The special design of the mechanism makes it possible to switch both displays in either direction beyond the midnight position with the crown. While travelling for instance, the user can conveniently correct the time to the new time zone.
As in other Lange watches, the iconic Lange outsize date features a units ring and a tens disc. In the ODYSSEUS, however, the units ring is larger and printed with the numerals zero to nine twice. While the tens display is implemented with a cross in most Lange timepieces, the ODYSSEUS version is octagonal.
The image shows the assembly of the tens disc. Two tiny cloverleaf screws secure it to the tens wheel; they are tightened with a special screwdriver. Covered, but visible in the image, the goldplated tens intermediate wheel 3 is decorated with circular graining.
The precise adjustment of the beat is performed with an eccentric and a whiplash spring. To assure the accuracy and stable rate of the watch, it is important for the semi-oscillations of the balance to be symmetric. This is achieved with the precision beat adjustment system.
A screwdriver is used to move the eccentric on the hand-engraved bridge clockwise or anticlockwise, thus changing the position of the index pointer. The whiplash spring on the opposite side keeps the pointer in the correct position.
Assembly of the rotor
The rotor of the ODYSSEUS rotates in both directions and is winding unidirectional. In its bearing, seven ceramic balls minimise friction. The outer centrifugal mass of the rotor is made of platinum and secured with five blued steel screws. The material of the central segment is black-rhodiumed Arcap. Arcap is an ideal material for a rotor because it is flexible and stable even if it is thin. This part is black-rhodiumed for aesthetic reasons. Moreover, it is chamfered, circumferentially brushed, and decorated with circular graining.
As far as the movement is concerned, the assembly of the rotor is the last step for the watchmaker. It requires great caution because the galvanised surface is extremely sensitive.
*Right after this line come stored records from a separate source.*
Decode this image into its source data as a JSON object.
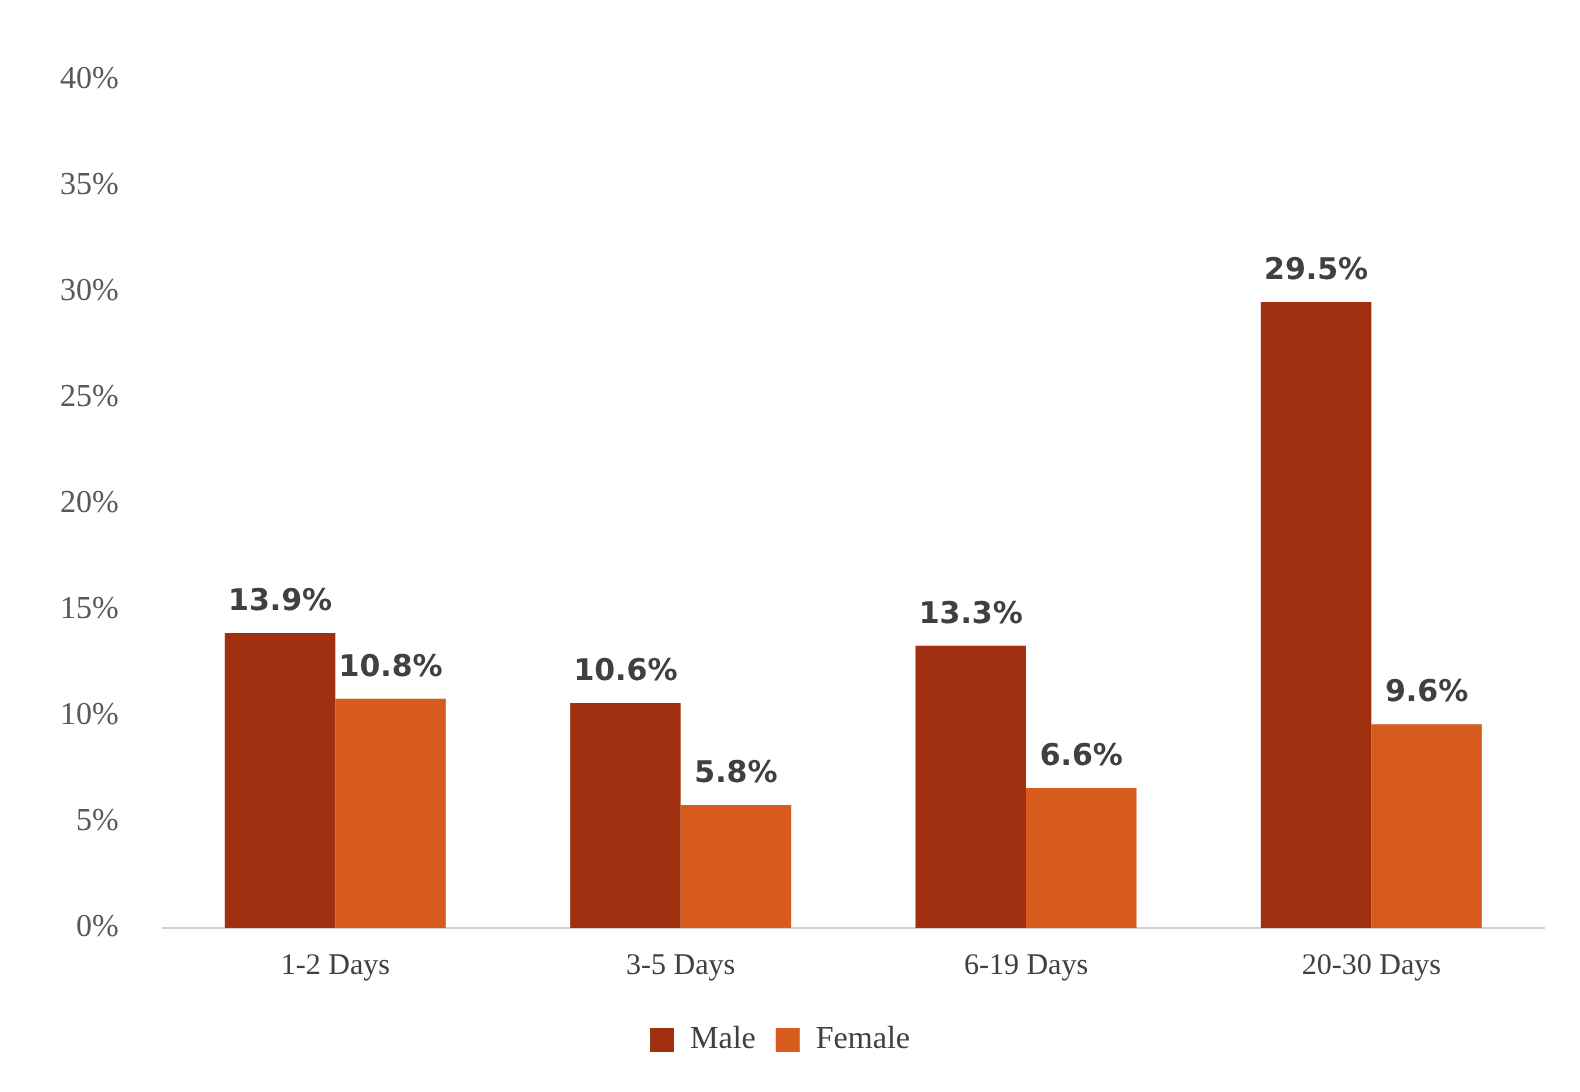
{
  "chart_data": {
    "type": "bar",
    "categories": [
      "1-2 Days",
      "3-5 Days",
      "6-19 Days",
      "20-30 Days"
    ],
    "series": [
      {
        "name": "Male",
        "color": "#a0300f",
        "values": [
          13.9,
          10.6,
          13.3,
          29.5
        ],
        "value_labels": [
          "13.9%",
          "10.6%",
          "13.3%",
          "29.5%"
        ]
      },
      {
        "name": "Female",
        "color": "#d75b1c",
        "values": [
          10.8,
          5.8,
          6.6,
          9.6
        ],
        "value_labels": [
          "10.8%",
          "5.8%",
          "6.6%",
          "9.6%"
        ]
      }
    ],
    "ylim": [
      0,
      40
    ],
    "yticks": [
      {
        "value": 0,
        "label": "0%"
      },
      {
        "value": 5,
        "label": "5%"
      },
      {
        "value": 10,
        "label": "10%"
      },
      {
        "value": 15,
        "label": "15%"
      },
      {
        "value": 20,
        "label": "20%"
      },
      {
        "value": 25,
        "label": "25%"
      },
      {
        "value": 30,
        "label": "30%"
      },
      {
        "value": 35,
        "label": "35%"
      },
      {
        "value": 40,
        "label": "40%"
      }
    ],
    "grid": false,
    "legend": "bottom"
  }
}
The twelve small raised elements at the edge of the plate over which the platinum segment rotates are called banking pins. In the event of a blow, they support the rotor to prevent it from touching the plate, which would damage the hand-applied perlage on its surface.
Assembly of hands and dial, casing
The dial and the hands are fitted after the second assembly and comprehensive tests of the movement. Here, too, great caution is needed to prevent scratches. The polished hands are very sensitive, just like the brass dial with its four separately finished levels.
Then, the movement is integrated in the three-part stainless-steel case, after which the screwed caseback is secured. In the process, all seals are inspected and lubricated. Finally, the watch is tested for water resistance. The screw-down crown and the buttons are tested as well, including for ease of operation. And then, the stainless-steel bracelet is attached to the case.